Murat
Yıldırımoğlu
Nuriye Akman’ın
yazılarını hep beğenerek okuyorum. Akman, Türkiye’de az bulunur bir araştırmacı
gazetecilik örneği veriyor. Röportaj yaptığı kişilere ilişkin ciddi araşırmalar
yapıyor, bu sayede de karşısındaki kişinin
sözlerinde ve eylemlerindeki çelişkileri, gerçek dışı iddiaları bir bir ortaya
çıkartıyor.
Ne yazık ki
yukarıdaki saptamalar Nuriye Akman’ın bazı röportajları için geçerli değil. Bu
konuda beni çok rahatsız eden iki örnek vereceğim:
1-
Adnan
Kahveci’nin kardeşi ile yapılan röportaj: Bu röportajda Adnan Kahvecinin
kardeşi, ABD’deki bilmem ne enstitüsü
tarafından yüzyılın en önemli bilmem kaç bilim adamından biri seçildiğini
söylüyor. Akman da bu iddiayı olduğu gibi yazıyor. Yahu, bu adam şimdiye kadar
ne yaptı da en önemli bilim adamları arasına girdi? Söylediği enstitüyü bilen, duyan var mıdır? Böyle bir iddia nasıl
olur da araştırılmaz?
Ben size çok
büyük olasılıkla ne döndüğünü söyleyeyim: Internette oraya buraya birkaç
e-posta atan adamları takip edip “Siz yüzyılın en önemli adamları arasına dahil
edildiniz. Hazırladığımız “Yüzyılın En Önemli Adamları” kataloğuna sizi almayı
düşünüyoruz. Lütfen bize şu kadar para gönderiniz.” şeklindeki mesajlarla
onları tavlamaya çalışan birçok dolandırıcı şebeke var. Adnan Kahveci’nin
kardeşi bu şebekelerden birisi
tarafından aldatılmıştır.Eğer Akman, ilgili dökümanları isteyip de biraz
araştırsaydı o da bunun böyle olduğunu görecekti. Aynı durum Cüzzamla Savaş
Derneği başkanı olan Türkan Saylan’ın da başına geldi. Ama kendisi bunun bir
dolandırıcılık örneği olduğunu gazetelere açıklayıp dikkatli olunmasını
istemişti.
Adnan Kahvecinin
kardeşi Kuran’ı İngilizce’ye
çevirdiğini söylüyor. Çevirmiş olabilir. Ama bu da hiçbir şey demek değildir.

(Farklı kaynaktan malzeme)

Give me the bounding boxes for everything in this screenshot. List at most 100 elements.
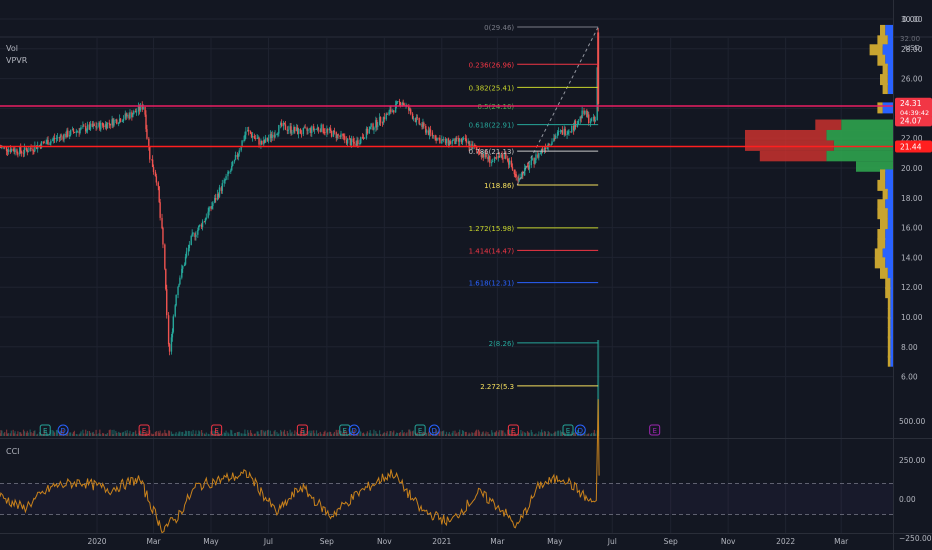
candle-body bbox=[132, 114, 134, 118]
candle-body bbox=[5, 146, 8, 152]
volume-bar bbox=[207, 433, 209, 436]
candle-body bbox=[10, 149, 13, 152]
fib-level-label: 0(29.46) bbox=[484, 24, 514, 32]
vp-hist-up bbox=[882, 248, 893, 260]
candle-body bbox=[422, 122, 424, 127]
volume-bar bbox=[310, 433, 312, 436]
candle-body bbox=[505, 152, 507, 159]
volume-bar bbox=[208, 434, 210, 436]
candle-body bbox=[551, 141, 553, 145]
candle-body bbox=[69, 134, 71, 137]
vp-hist-up bbox=[885, 237, 893, 249]
volume-bar bbox=[72, 431, 75, 436]
candle-body bbox=[428, 129, 431, 135]
volume-bar bbox=[178, 431, 180, 436]
volume-bar bbox=[105, 434, 108, 436]
candle-body bbox=[553, 138, 555, 142]
candle-body bbox=[326, 129, 328, 133]
candle-body bbox=[436, 137, 438, 141]
candle-body bbox=[589, 121, 592, 124]
candle-body bbox=[75, 131, 78, 133]
volume-bar bbox=[227, 432, 229, 436]
volume-bar bbox=[395, 434, 397, 436]
volume-bar bbox=[365, 433, 368, 436]
candle-body bbox=[266, 137, 269, 141]
volume-bar bbox=[135, 430, 137, 436]
vp-row-up bbox=[856, 161, 893, 172]
volume-bar bbox=[350, 430, 352, 436]
candle-body bbox=[119, 118, 122, 122]
volume-bar bbox=[25, 432, 27, 436]
candle-body bbox=[557, 130, 560, 132]
vp-hist-down bbox=[880, 24, 886, 36]
candle-body bbox=[501, 154, 503, 158]
candle-body bbox=[256, 138, 258, 140]
volume-bar bbox=[250, 432, 253, 436]
volume-bar bbox=[360, 431, 362, 436]
candle-body bbox=[263, 140, 265, 145]
candle-body bbox=[343, 135, 345, 137]
volume-bar bbox=[448, 431, 450, 436]
volume-bar bbox=[168, 430, 171, 436]
candle-body bbox=[53, 137, 56, 140]
cci-tick-label: −250.00 bbox=[899, 534, 932, 543]
candle-body bbox=[40, 141, 43, 149]
vp-hist-down bbox=[880, 218, 888, 230]
candle-body bbox=[240, 147, 242, 151]
volume-bar bbox=[349, 433, 352, 436]
cci-legend[interactable]: CCI bbox=[6, 447, 20, 456]
earnings-marker bbox=[507, 424, 519, 436]
candle-body bbox=[271, 134, 273, 138]
horizontal-lines[interactable] bbox=[0, 105, 893, 148]
candle-body bbox=[166, 289, 168, 316]
event-letter: D bbox=[578, 427, 583, 435]
volume-bar bbox=[447, 433, 449, 436]
candle-body bbox=[184, 256, 187, 265]
volume-bar bbox=[122, 431, 124, 436]
volume-bar bbox=[337, 429, 339, 436]
volume-bar bbox=[151, 433, 153, 436]
vol-legend[interactable]: Vol bbox=[6, 44, 18, 53]
volume-bar bbox=[329, 431, 331, 436]
volume-bar bbox=[66, 432, 68, 436]
candle-body bbox=[250, 133, 253, 138]
candle-body bbox=[498, 156, 500, 158]
volume-bar bbox=[67, 430, 69, 436]
candle-body bbox=[356, 140, 358, 146]
candle-body bbox=[434, 135, 436, 140]
candle-body bbox=[426, 130, 428, 133]
candle-body bbox=[370, 123, 372, 127]
time-axis[interactable]: 2020 Mar May Jul Sep Nov 2021 Mar May Jul Sep Nov 20… bbox=[87, 537, 849, 546]
volume-bar bbox=[175, 432, 177, 436]
candle-body bbox=[210, 206, 212, 209]
volume-bar bbox=[316, 434, 319, 436]
volume-bar bbox=[280, 429, 282, 436]
candle-body bbox=[352, 138, 354, 143]
vpvr-legend[interactable]: VPVR bbox=[6, 56, 28, 65]
candle-body bbox=[101, 122, 104, 126]
candle-body bbox=[277, 133, 279, 135]
candle-body bbox=[379, 117, 382, 123]
volume-bar bbox=[73, 430, 76, 436]
candle-body bbox=[67, 130, 69, 137]
candle-body bbox=[141, 104, 143, 110]
fib-level-label: 0.236(26.96) bbox=[469, 61, 515, 69]
candle-body bbox=[155, 176, 158, 183]
volume-bar bbox=[322, 434, 324, 436]
volume-bar bbox=[353, 429, 355, 436]
cci-tick-label: 250.00 bbox=[899, 456, 925, 465]
price-tick-label: 18.00 bbox=[901, 194, 923, 203]
volume-bar bbox=[497, 432, 499, 436]
volume-bar bbox=[276, 431, 278, 436]
candle-body bbox=[362, 138, 365, 139]
volume-bar bbox=[100, 434, 102, 436]
time-tick-label: Sep bbox=[320, 537, 334, 546]
candle-body bbox=[568, 131, 570, 133]
price-tick-label: 10.00 bbox=[901, 313, 923, 322]
currency-label: USD bbox=[905, 44, 920, 52]
candle-body bbox=[485, 152, 487, 158]
candle-body bbox=[533, 158, 535, 165]
fibonacci-retracement[interactable]: 0(29.46) 0.236(26.96) 0.382(25.41) 0.5(24.1… bbox=[469, 24, 599, 391]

Çünkü Kuran’ın Türkçe çevirisinden daha çok İngilizce çevirisi vardır. Adnan
Kahveci, eğer dediği gibi çevirmişse bile, Kuran’ı İngilizceye çeviren ne ilk
kişidir ne de son kişidir.
(Nuriye Akman bu “En Önemli Kişiler Listesi” konusunda yalnız değil.
Radikal gazetesinin 21 Şubat 2002 tarihli sayısında benzer bir haber var:
“Britanya’daki Uluslararası Biyografi Merkezi ...Prof. Dr. Hasan Mandal’ı 21.
yüzyılın en başarılı 2 bin bilim insanından bir olarak seçti.” Tabii, yine
böyle bir merkez var mı yok mu araştıran yok. Bu ödül nasıl verilmiş, bu ödülü
alanlar arasında başka kimler var, bu soruların yanıtı da yok. Gazetecilik
yapmak ne kadar ucuzmuş meğer.)
2. Abdümelik
Fırat ile yapılan röportaj: Bu röportajın son cümlesinde Fırat şöyle söylüyor:
“Kürtler buranın yerli halkıdır, bir yerden göç gelmiş değillerdir.” Bu sözde
“Bu toprakların asıl sahibi biziz, siz misafirsiniz, güçlendiğimizde sizi
tekrar geldiğiniz yere göndereceğiz” gibi bir anlam seziyorum. Ama Nuriye Akman
herhalde hiç bir şey sezmiyor ki bu cümleyi deşmiyor, Fırat’tan açıklama
istemiyor. Bu da Akman’a hiç yakışmıyor.